Omnichannel routing assigns tickets from email (including web form, side conversations, and API), calls, and messaging directly to agents based on agent availability and capacity and, on Professional plans and above, ticket priority and skills. The standard omnichannel routing configuration directs all eligible tickets into a single queue, assigning work to agents in the group assigned to the ticket. If you want to use omnichannel routing to direct work to agents in multiple groups or configure secondary or fallback groups, you can create custom queues.
If you create custom queues, new tickets are inserted into the first custom queue they meet the conditions for, and omnichannel routing uses the standard queue only if the ticket doesn't match any custom queues. On Team and Growth plans, email and messaging tickets that are reassigned back to a group are automatically inserted into the standard queue and assigned to an agent in the ticket's group. On Professional plans and above, admins can choose whether to reassign email and messaging tickets through the custom queues or the standard queue.
You must have the Agent Workspace to use omnichannel routing.
Creating a custom omnichannel routing queue
Before creating queues, ensure you understand how queues work in omnichannel routing. You can create up to 199 custom queues in addition to the standard omnichannel routing queue.
- In Admin Center, click
Objects and rules in the sidebar, then select Omnichannel routing > Queues.
- Click Create queue.
- Enter a Name for the queue.
- (Optional) Enter a Description for the queue.
- Click Add condition to set up the queue to meet All or
Any conditions.
Conditions are the qualifications needed for a ticket to be added to the queue.

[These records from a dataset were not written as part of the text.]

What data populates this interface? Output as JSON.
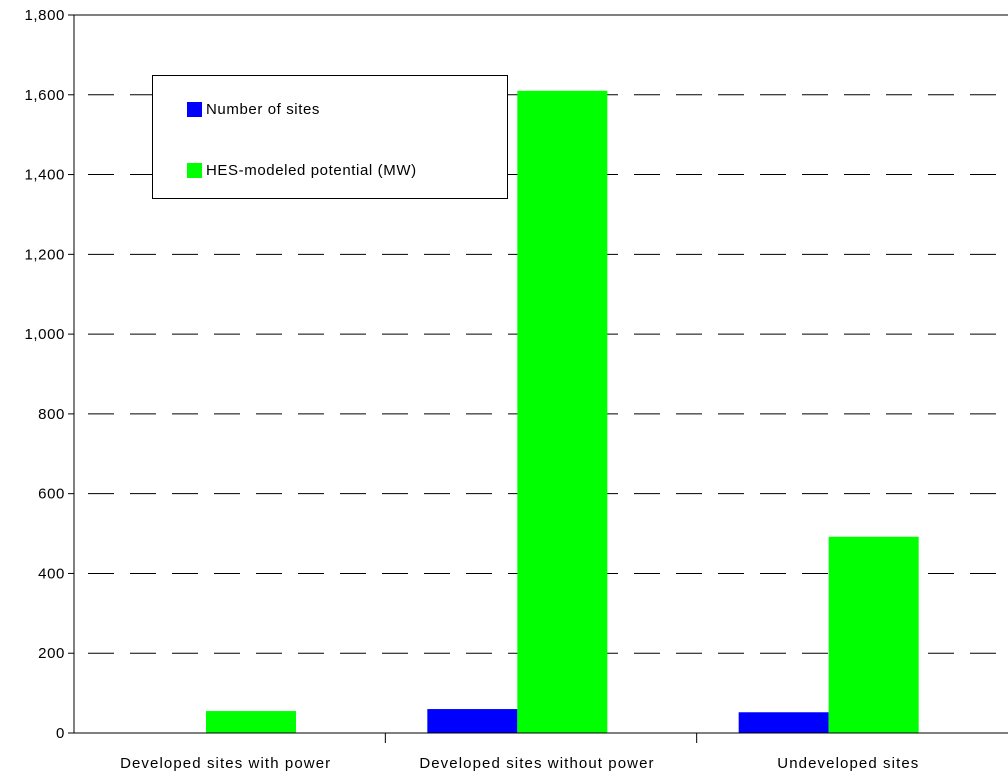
{
  "chart_data": {
    "type": "bar",
    "categories": [
      "Developed sites with power",
      "Developed sites without power",
      "Undeveloped sites"
    ],
    "series": [
      {
        "name": "Number of sites",
        "values": [
          0,
          60,
          52
        ],
        "color": "#0000ff"
      },
      {
        "name": "HES-modeled potential (MW)",
        "values": [
          55,
          1610,
          492
        ],
        "color": "#00ff00"
      }
    ],
    "ylim": [
      0,
      1800
    ],
    "yticks": [
      "0",
      "200",
      "400",
      "600",
      "800",
      "1,000",
      "1,200",
      "1,400",
      "1,600",
      "1,800"
    ],
    "grid": true,
    "grid_style": "dashed",
    "legend_position": "top-left"
  }
}
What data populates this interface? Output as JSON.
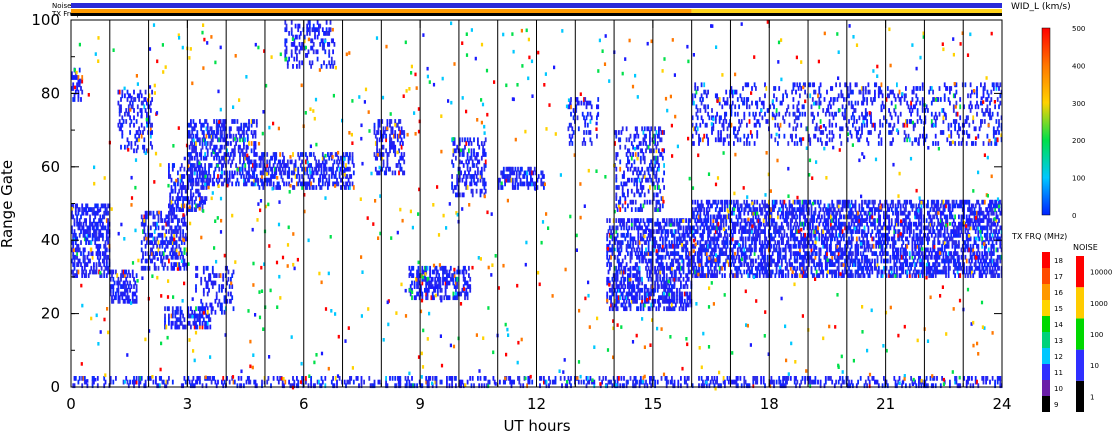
{
  "chart_data": {
    "type": "heatmap",
    "title": "",
    "xlabel": "UT hours",
    "ylabel": "Range Gate",
    "xlim": [
      0,
      24
    ],
    "ylim": [
      0,
      100
    ],
    "x_ticks": [
      "0",
      "3",
      "6",
      "9",
      "12",
      "15",
      "18",
      "21",
      "24"
    ],
    "y_ticks": [
      "0",
      "20",
      "40",
      "60",
      "80",
      "100"
    ],
    "top_bars": {
      "noise_label": "Noise",
      "txfreq_label": "TX Freq",
      "noise_color": "#2a2ad8",
      "txfreq_segments": [
        {
          "start": 0,
          "end": 16,
          "color": "#ff9a00"
        },
        {
          "start": 16,
          "end": 24,
          "color": "#ffd21a"
        }
      ]
    },
    "colorbars": {
      "width": {
        "label": "WID_L (km/s)",
        "min": 0,
        "max": 500,
        "ticks": [
          "0",
          "100",
          "200",
          "300",
          "400",
          "500"
        ],
        "colors": [
          "#0022ff",
          "#00c8ff",
          "#00e04a",
          "#ffd200",
          "#ff7700",
          "#ff0000"
        ]
      },
      "tx_freq": {
        "label": "TX FRQ (MHz)",
        "ticks": [
          "9",
          "10",
          "11",
          "12",
          "13",
          "14",
          "15",
          "16",
          "17",
          "18"
        ],
        "colors": [
          "#000000",
          "#6b1fa8",
          "#2f2fff",
          "#00c7ff",
          "#00d27a",
          "#00d800",
          "#ffd400",
          "#ff9900",
          "#ff4a00",
          "#ff0000"
        ]
      },
      "noise": {
        "label": "NOISE",
        "ticks": [
          "1",
          "10",
          "100",
          "1000",
          "10000"
        ],
        "colors": [
          "#000000",
          "#2f2fff",
          "#00d800",
          "#ffcc00",
          "#ff0000"
        ]
      }
    },
    "vertical_markers_ut": [
      1,
      2,
      3,
      4,
      5,
      6,
      7,
      8,
      9,
      10,
      11,
      12,
      13,
      14,
      15,
      16,
      17,
      18,
      19,
      20,
      21,
      22,
      23
    ],
    "backscatter_bands": [
      {
        "t0": 0.0,
        "t1": 1.0,
        "g0": 30,
        "g1": 49,
        "density": 0.9
      },
      {
        "t0": 0.0,
        "t1": 0.3,
        "g0": 78,
        "g1": 86,
        "density": 0.7
      },
      {
        "t0": 1.0,
        "t1": 1.7,
        "g0": 23,
        "g1": 31,
        "density": 0.85
      },
      {
        "t0": 1.2,
        "t1": 2.1,
        "g0": 64,
        "g1": 80,
        "density": 0.45
      },
      {
        "t0": 1.8,
        "t1": 3.0,
        "g0": 32,
        "g1": 47,
        "density": 0.75
      },
      {
        "t0": 2.4,
        "t1": 3.6,
        "g0": 16,
        "g1": 21,
        "density": 0.8
      },
      {
        "t0": 2.5,
        "t1": 3.5,
        "g0": 48,
        "g1": 60,
        "density": 0.7
      },
      {
        "t0": 3.0,
        "t1": 4.8,
        "g0": 55,
        "g1": 72,
        "density": 0.7
      },
      {
        "t0": 3.2,
        "t1": 4.2,
        "g0": 20,
        "g1": 32,
        "density": 0.4
      },
      {
        "t0": 4.8,
        "t1": 7.3,
        "g0": 54,
        "g1": 63,
        "density": 0.75
      },
      {
        "t0": 5.5,
        "t1": 6.8,
        "g0": 87,
        "g1": 99,
        "density": 0.45
      },
      {
        "t0": 7.8,
        "t1": 8.6,
        "g0": 58,
        "g1": 72,
        "density": 0.65
      },
      {
        "t0": 8.7,
        "t1": 10.3,
        "g0": 24,
        "g1": 32,
        "density": 0.85
      },
      {
        "t0": 9.8,
        "t1": 10.7,
        "g0": 52,
        "g1": 67,
        "density": 0.55
      },
      {
        "t0": 11.0,
        "t1": 12.2,
        "g0": 54,
        "g1": 59,
        "density": 0.75
      },
      {
        "t0": 12.8,
        "t1": 13.6,
        "g0": 66,
        "g1": 78,
        "density": 0.45
      },
      {
        "t0": 13.8,
        "t1": 16.0,
        "g0": 21,
        "g1": 45,
        "density": 0.85
      },
      {
        "t0": 14.0,
        "t1": 15.3,
        "g0": 48,
        "g1": 70,
        "density": 0.45
      },
      {
        "t0": 16.0,
        "t1": 24.0,
        "g0": 30,
        "g1": 50,
        "density": 0.9
      },
      {
        "t0": 16.0,
        "t1": 24.0,
        "g0": 66,
        "g1": 82,
        "density": 0.35
      },
      {
        "t0": 0.0,
        "t1": 24.0,
        "g0": 0,
        "g1": 2,
        "density": 0.55
      }
    ]
  }
}
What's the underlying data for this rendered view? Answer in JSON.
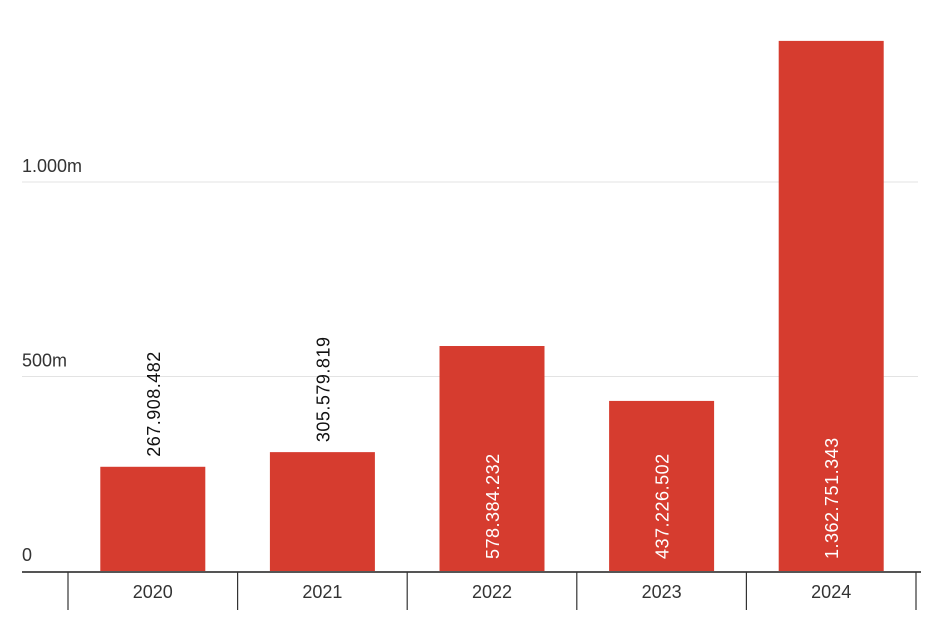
{
  "chart_data": {
    "type": "bar",
    "categories": [
      "2020",
      "2021",
      "2022",
      "2023",
      "2024"
    ],
    "values": [
      267908482,
      305579819,
      578384232,
      437226502,
      1362751343
    ],
    "value_labels": [
      "267.908.482",
      "305.579.819",
      "578.384.232",
      "437.226.502",
      "1.362.751.343"
    ],
    "y_ticks": [
      {
        "value": 0,
        "label": "0"
      },
      {
        "value": 500000000,
        "label": "500m"
      },
      {
        "value": 1000000000,
        "label": "1.000m"
      }
    ],
    "ylim": [
      0,
      1400000000
    ],
    "grid": true,
    "title": "",
    "xlabel": "",
    "ylabel": "",
    "bar_color": "#d63c2f",
    "label_inside_color": "#ffffff",
    "label_outside_color": "#111111"
  }
}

- Select a Condition, Field operator, and Value for each condition you add.
- (Optional, Enterprise plans only) Select Distribute tickets across
subqueues if you want to route specific percentages of the tickets
meeting this queue's conditions to different primary and secondary groups.
You can create up to five subqueues per custom queue.
If you select this option, provide a Name and configure the Percentage, Priority, Primary groups, and Secondary groups (as described below) for each subqueue rather than the custom queue as a whole. The sum of the subqueue percentages must equal 100%.
After creating all of your subqueues, click Save.
- Specify the queue's Priority relative to other queues.
Valid values are 1-100, with 1 being the highest priority.
Queue priority is only considered when an agent receives work from multiple queues. In that case, work from the queue with the higher priority is assigned first.
- Select at least one Primary group.
You can select up to 20 primary groups. Omnichannel routing treats all primary groups as a single pool of agents.
- (Optional) If you want to configure secondary groups for the queue, select
Turn on secondary groups and then select at least one
Secondary group.
You can select up to 20 secondary groups. Omnichannel routing treats all secondary groups as a single pool of agents.
Omnichannel routes work to the primary groups first, falling back to the secondary groups only if no agents in the primary groups are available. If no agents are available in any of the primary or secondary groups, the tickets remain in the queue until an agent from any of the groups becomes available.
- Click Save.Note: New queues are automatically added to the bottom of the list on the Queues page. If you want your newly created queue to be evaluated prior to other omnichannel routing queues, you must reorder the list. See Managing custom omnichannel routing queues.
After you create custom queues, you can report on their performance to see how well work is being routed through them, including how much work is awaiting available agents and how long work items spend in each queue on average. See Explore recipe: Reporting on custom omnichannel queue performance.
Building queue condition statements
Condition statements consist of a condition, operator, and value. Conditions are the qualifications needed for a ticket to enter the queue. The field operator determines the relationship between the condition and the value. For example, if you select the field operator "Is," your condition must equal the specified value. Supported field operators differ by condition.
-
Routing channel: Indicates how omnichannel routing is treating a
ticket for routing purposes. Often this aligns with the ticket's channel
(also known as the via type). However, some settings, such as treating agent-ended messaging sessions
as email tickets, can result in this value being different from
the ticket's channel. For example, you can use the following conditions to create a queue that routes agent-ended messaging session tickets only:
- Channel | Is | Messaging
- Routing channel | Is | Email
-
All ticket trigger
conditionsNote: The Ticket > Channel condition returns a complete list of ticket channels, including those that aren't supported by omnichannel routing. See Channels supported by omnichannel routing.